Mur­taugh with his grandkids slightly before his death. Courtesy | Facebook

When Pitts­burgh Pirates Manager Danny Mur­taugh fielded Major League Baseball’s first all-minority starting lineup on Sept. 1, 1971, he wasn’t trying to make history. 

“I put in the nine Pitts­burgh Pirates that I thought had the best chance to win tonight,” he said. The Pirates won not only that game, but the World Series the next month. 

Though I was born after he died, as Danny Murtaugh’s great grand­daughter, I nat­u­rally grew up hearing stories about him. My mom even wrote his biog­raphy. But only as I got older did I appre­ciate the sig­nif­i­cance of his achievements. 

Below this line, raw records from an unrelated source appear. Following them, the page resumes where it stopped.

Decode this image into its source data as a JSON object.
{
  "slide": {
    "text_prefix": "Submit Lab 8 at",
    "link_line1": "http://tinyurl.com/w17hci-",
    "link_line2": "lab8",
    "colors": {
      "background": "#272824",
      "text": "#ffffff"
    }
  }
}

This year marks the 50th anniversary of Murtaugh’s all-minority lineup. And that — along with his impressive man­agerial suc­cesses — explains why he’s cur­rently on the Golden Days Era ballot for the Baseball Hall of Fame. On Dec. 5, the Golden Days com­mittee will vote on Murtaugh’s induction as a Hall-of-Famer and forever memo­ri­alize his legacy as a fighter for equal oppor­tunity, both on and off the field. 

In his 15 years with the team, Mur­taugh com­piled a .540 winning per­centage. He’s the only manager to lead the Pirates to two World Series vic­tories. Before the 1971 win, Murtaugh’s team beat the Yankees in the 1960 World Series, clinching the cham­pi­onship with Bill Mazeroski’s famous walk-off home run in Game 7. Pitcher Bob Friend credited Mur­taugh for their success: “He was the best manager I played for. I think our success was a function of Danny’s man­agerial style.” 

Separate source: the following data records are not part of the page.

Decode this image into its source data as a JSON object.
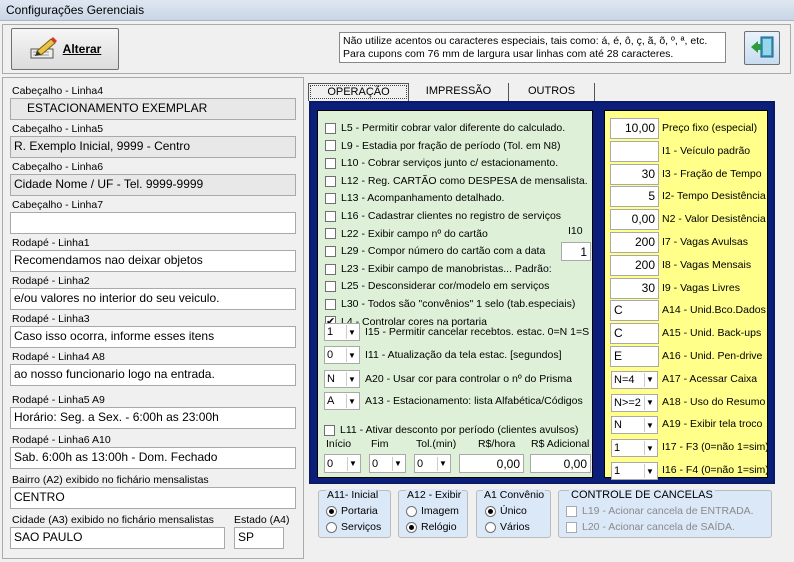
{
  "window": {
    "title": "Configurações Gerenciais"
  },
  "toolbar": {
    "alterar_label": "Alterar",
    "notice_line1": "Não utilize acentos ou caracteres  especiais, tais como: á, é, ô, ç, ã, õ, º, ª, etc.",
    "notice_line2": "Para cupons com 76 mm de largura usar linhas com até 28 caracteres."
  },
  "left": {
    "fields": [
      {
        "label": "Cabeçalho - Linha4",
        "value": "ESTACIONAMENTO EXEMPLAR"
      },
      {
        "label": "Cabeçalho - Linha5",
        "value": "R. Exemplo Inicial, 9999 - Centro"
      },
      {
        "label": "Cabeçalho - Linha6",
        "value": "Cidade Nome / UF - Tel. 9999-9999"
      },
      {
        "label": "Cabeçalho - Linha7",
        "value": ""
      },
      {
        "label": "Rodapé - Linha1",
        "value": "Recomendamos nao deixar objetos"
      },
      {
        "label": "Rodapé - Linha2",
        "value": "e/ou valores no interior do seu veiculo."
      },
      {
        "label": "Rodapé - Linha3",
        "value": "Caso isso ocorra, informe esses itens"
      },
      {
        "label": "Rodapé - Linha4  A8",
        "value": "ao nosso funcionario logo na entrada."
      },
      {
        "label": "Rodapé - Linha5  A9",
        "value": "Horário: Seg. a Sex. -  6:00h as 23:00h"
      },
      {
        "label": "Rodapé - Linha6  A10",
        "value": "Sab. 6:00h as 13:00h  -  Dom. Fechado"
      },
      {
        "label": "Bairro (A2)  exibido no fichário mensalistas",
        "value": "CENTRO"
      }
    ],
    "cidade_label": "Cidade (A3)  exibido no fichário mensalistas",
    "cidade_value": "SAO PAULO",
    "estado_label": "Estado (A4)",
    "estado_value": "SP"
  },
  "tabs": [
    "OPERAÇÃO",
    "IMPRESSÃO",
    "OUTROS"
  ],
  "options": [
    {
      "code": "L5",
      "text": "Permitir cobrar valor diferente do calculado.",
      "checked": false
    },
    {
      "code": "L9",
      "text": "Estadia por fração de período (Tol. em  N8)",
      "checked": false
    },
    {
      "code": "L10",
      "text": "Cobrar serviços junto c/ estacionamento.",
      "checked": false
    },
    {
      "code": "L12",
      "text": "Reg. CARTÃO como DESPESA de mensalista.",
      "checked": false
    },
    {
      "code": "L13",
      "text": "Acompanhamento detalhado.",
      "checked": false
    },
    {
      "code": "L16",
      "text": "Cadastrar clientes no registro de serviços",
      "checked": false
    },
    {
      "code": "L22",
      "text": "Exibir campo nº do cartão",
      "checked": false
    },
    {
      "code": "L29",
      "text": "Compor número do cartão com a data",
      "checked": false
    },
    {
      "code": "L23",
      "text": "Exibir campo de manobristas... Padrão:",
      "checked": false
    },
    {
      "code": "L25",
      "text": "Desconsiderar cor/modelo em serviços",
      "checked": false
    },
    {
      "code": "L30",
      "text": "Todos são \"convênios\" 1 selo (tab.especiais)",
      "checked": false
    },
    {
      "code": "L4",
      "text": "Controlar cores na portaria",
      "checked": true
    }
  ],
  "i10": {
    "label": "I10",
    "value": "1"
  },
  "selects": [
    {
      "value": "1",
      "text": "I15 - Permitir cancelar recebtos. estac. 0=N 1=S"
    },
    {
      "value": "0",
      "text": "I11 - Atualização da tela estac. [segundos]"
    },
    {
      "value": "N",
      "text": "A20 - Usar cor para controlar o nº do Prisma"
    },
    {
      "value": "A",
      "text": "A13 - Estacionamento: lista Alfabética/Códigos"
    }
  ],
  "discount": {
    "text": "L11 - Ativar desconto por período (clientes avulsos)",
    "checked": false,
    "inicio_label": "Início",
    "fim_label": "Fim",
    "tol_label": "Tol.(min)",
    "rhora_label": "R$/hora",
    "radic_label": "R$ Adicional",
    "inicio": "0",
    "fim": "0",
    "tol": "0",
    "rhora": "0,00",
    "radic": "0,00"
  },
  "right": [
    {
      "value": "10,00",
      "label": "Preço fixo (especial)",
      "kind": "num"
    },
    {
      "value": "",
      "label": "I1 - Veículo padrão",
      "kind": "num"
    },
    {
      "value": "30",
      "label": "I3 - Fração de Tempo",
      "kind": "num"
    },
    {
      "value": "5",
      "label": "I2- Tempo Desistência",
      "kind": "num"
    },
    {
      "value": "0,00",
      "label": "N2 - Valor Desistência",
      "kind": "num"
    },
    {
      "value": "200",
      "label": "I7 - Vagas Avulsas",
      "kind": "num"
    },
    {
      "value": "200",
      "label": "I8 - Vagas Mensais",
      "kind": "num"
    },
    {
      "value": "30",
      "label": "I9 - Vagas Livres",
      "kind": "num"
    },
    {
      "value": "C",
      "label": "A14 - Unid.Bco.Dados",
      "kind": "text"
    },
    {
      "value": "C",
      "label": "A15 - Unid. Back-ups",
      "kind": "text"
    },
    {
      "value": "E",
      "label": "A16 - Unid. Pen-drive",
      "kind": "text"
    },
    {
      "value": "N=4",
      "label": "A17 - Acessar Caixa",
      "kind": "sel"
    },
    {
      "value": "N>=2",
      "label": "A18 - Uso do Resumo",
      "kind": "sel"
    },
    {
      "value": "N",
      "label": "A19 - Exibir tela troco",
      "kind": "sel"
    },
    {
      "value": "1",
      "label": "I17 - F3 (0=não 1=sim)",
      "kind": "sel"
    },
    {
      "value": "1",
      "label": "I16 - F4 (0=não 1=sim)",
      "kind": "sel"
    }
  ],
  "groups": {
    "a11": {
      "title": "A11- Inicial",
      "opt1": "Portaria",
      "opt2": "Serviços"
    },
    "a12": {
      "title": "A12 - Exibir",
      "opt1": "Imagem",
      "opt2": "Relógio"
    },
    "a1": {
      "title": "A1 Convênio",
      "opt1": "Único",
      "opt2": "Vários"
    },
    "cancelas": {
      "title": "CONTROLE DE CANCELAS",
      "opt1": "L19 - Acionar cancela de ENTRADA.",
      "opt2": "L20 - Acionar cancela de SAÍDA."
    }
  }
}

Mur­taugh grew up in a poor neigh­borhood near Philadelphia. His home had holes in the roof, so when it rained or snowed the family slept with umbrellas over their heads to keep dry. To heat their house, he’d walk along the railroad tracks looking for bits of coal. Meals were often a potato sandwich — two slices of bread with raw potatoes in the middle. Despite lacking money, Mur­taugh loved his childhood. And playing sandlot baseball games with the neigh­borhood kids instilled in him a life-long love for the sport. 

Mur­taugh broke into the big leagues as a second baseman for his hometown team, the Philadelphia Phillies. In 1941, however, he was drafted for World War II. He tried to join the Army Air Corps but was rejected because he was col­or­blind. Mur­taugh turned down an offer to play for the U.S. Army baseball team, thinking he could better help the war effort in the infantry. Years of trekking across Europe as a soldier wrecked his legs, and his playing career never fully recovered. After several years bouncing between the majors and minors, he was named manager of the Pirates in 1957.

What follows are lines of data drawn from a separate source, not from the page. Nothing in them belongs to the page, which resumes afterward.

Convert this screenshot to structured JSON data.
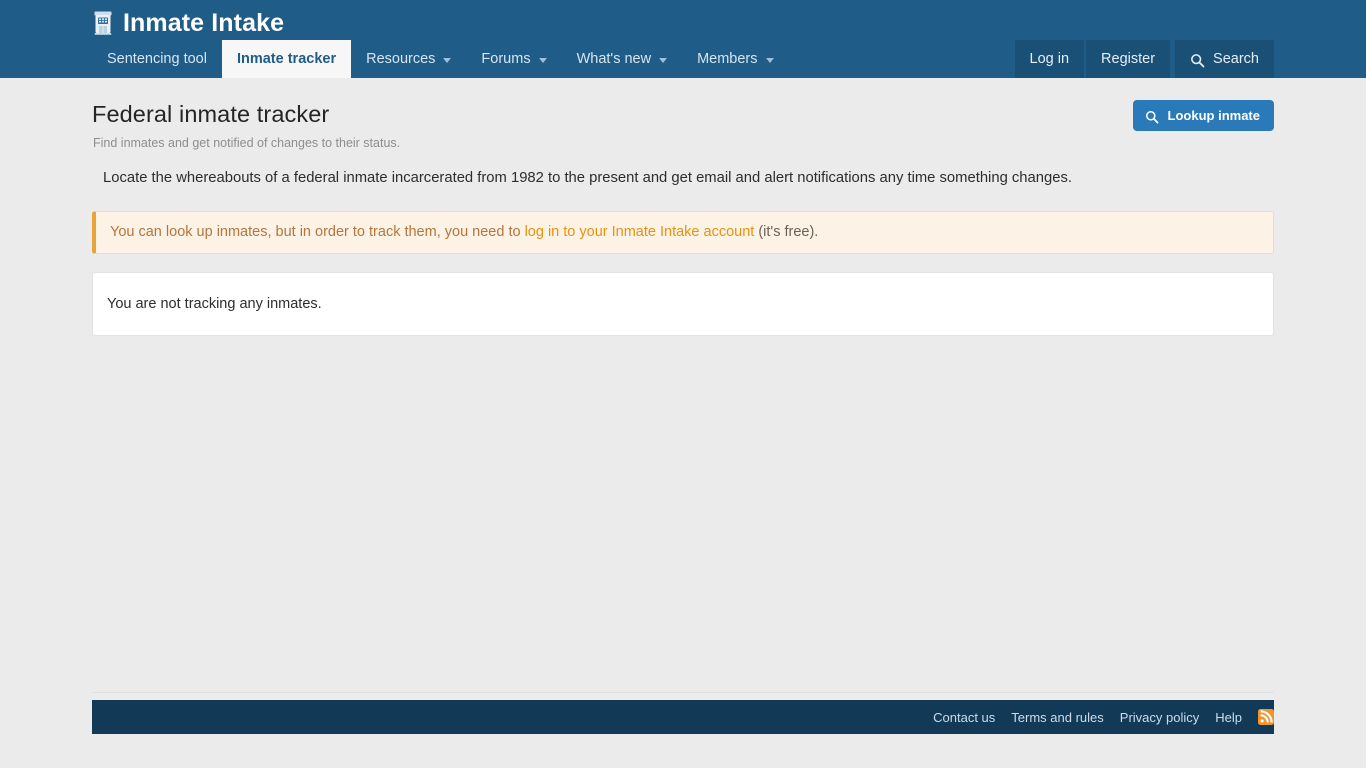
{
  "header": {
    "brand_title": "Inmate Intake",
    "brand_icon": "prison-building-icon",
    "nav_left": [
      {
        "label": "Sentencing tool",
        "has_caret": false,
        "active": false
      },
      {
        "label": "Inmate tracker",
        "has_caret": false,
        "active": true
      },
      {
        "label": "Resources",
        "has_caret": true,
        "active": false
      },
      {
        "label": "Forums",
        "has_caret": true,
        "active": false
      },
      {
        "label": "What's new",
        "has_caret": true,
        "active": false
      },
      {
        "label": "Members",
        "has_caret": true,
        "active": false
      }
    ],
    "nav_right": [
      {
        "label": "Log in"
      },
      {
        "label": "Register"
      },
      {
        "label": "Search",
        "icon": "search-icon"
      }
    ]
  },
  "main": {
    "title": "Federal inmate tracker",
    "subtitle": "Find inmates and get notified of changes to their status.",
    "lookup_button": {
      "label": "Lookup inmate",
      "icon": "search-icon"
    },
    "intro": "Locate the whereabouts of a federal inmate incarcerated from 1982 to the present and get email and alert notifications any time something changes.",
    "alert": {
      "prefix": "You can look up inmates, but in order to track them, you need to ",
      "link": "log in to your Inmate Intake account",
      "suffix": " (it's free)."
    },
    "tracking_block": {
      "message": "You are not tracking any inmates."
    }
  },
  "footer": {
    "links": [
      {
        "label": "Contact us"
      },
      {
        "label": "Terms and rules"
      },
      {
        "label": "Privacy policy"
      },
      {
        "label": "Help"
      }
    ],
    "rss_icon": "rss-icon"
  },
  "colors": {
    "header_blue": "#1f5c87",
    "footer_navy": "#123a57",
    "accent_button": "#2a7ab9",
    "alert_border": "#e8a33d",
    "alert_link": "#e8920e",
    "rss_orange": "#f0962e",
    "page_bg": "#ebebeb"
  }
}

Though the term is now out of fashion, in Murtaugh’s time he’d ref­erence his col­or­blindness not just as a physical trait, but as the way he viewed his players. “When it comes to making out the lineup, I’m col­or­blind and my ath­letes know it,” he said. Mur­taugh wasn’t trying to put himself in the history books through his all-minority lineup, he just wanted to win the game. 

While the 1971 lineup was his­toric, it wasn’t Murtaugh’s first. Years earlier, in 1963, he had pen­ciled in an all-minority starting lineup in a pre-season game. On their way back north from spring training that year, the Pirates stopped in Asheville, North Car­olina, to play an exhi­bition game against the Philadelphia Phillies. A local sponsor con­fronted Mur­taugh and told him his all-minority lineup wasn’t allowed. Phillies star Dick Allen — who is also on this year’s Golden Days ballot— said Mur­taugh fought for his lineup. “I can still see tobacco juice flyin’ out of Danny’s mouth and goin’ all over this guy’s shirt,” Allen recalled. To get the game underway, Mur­taugh started Maze­roski, who was injured, and then pulled him after a single plate appearance, returning to his initial all-minority lineup.

The Pirates have already rec­og­nized Murtaugh’s achieve­ments by retiring his number 40 and choosing him in 1999 as manager for the Pirates Team of the Century. Notably, both man­agers who lost to Murtaugh’s teams in the 1960 and 1971 World Series are already in the Hall of Fame, as are two members of the 1971 team, Willie Stargell and Roberto Clemente. Now it’s time for Mur­taugh to join them, on the 50th anniversary of a landmark game.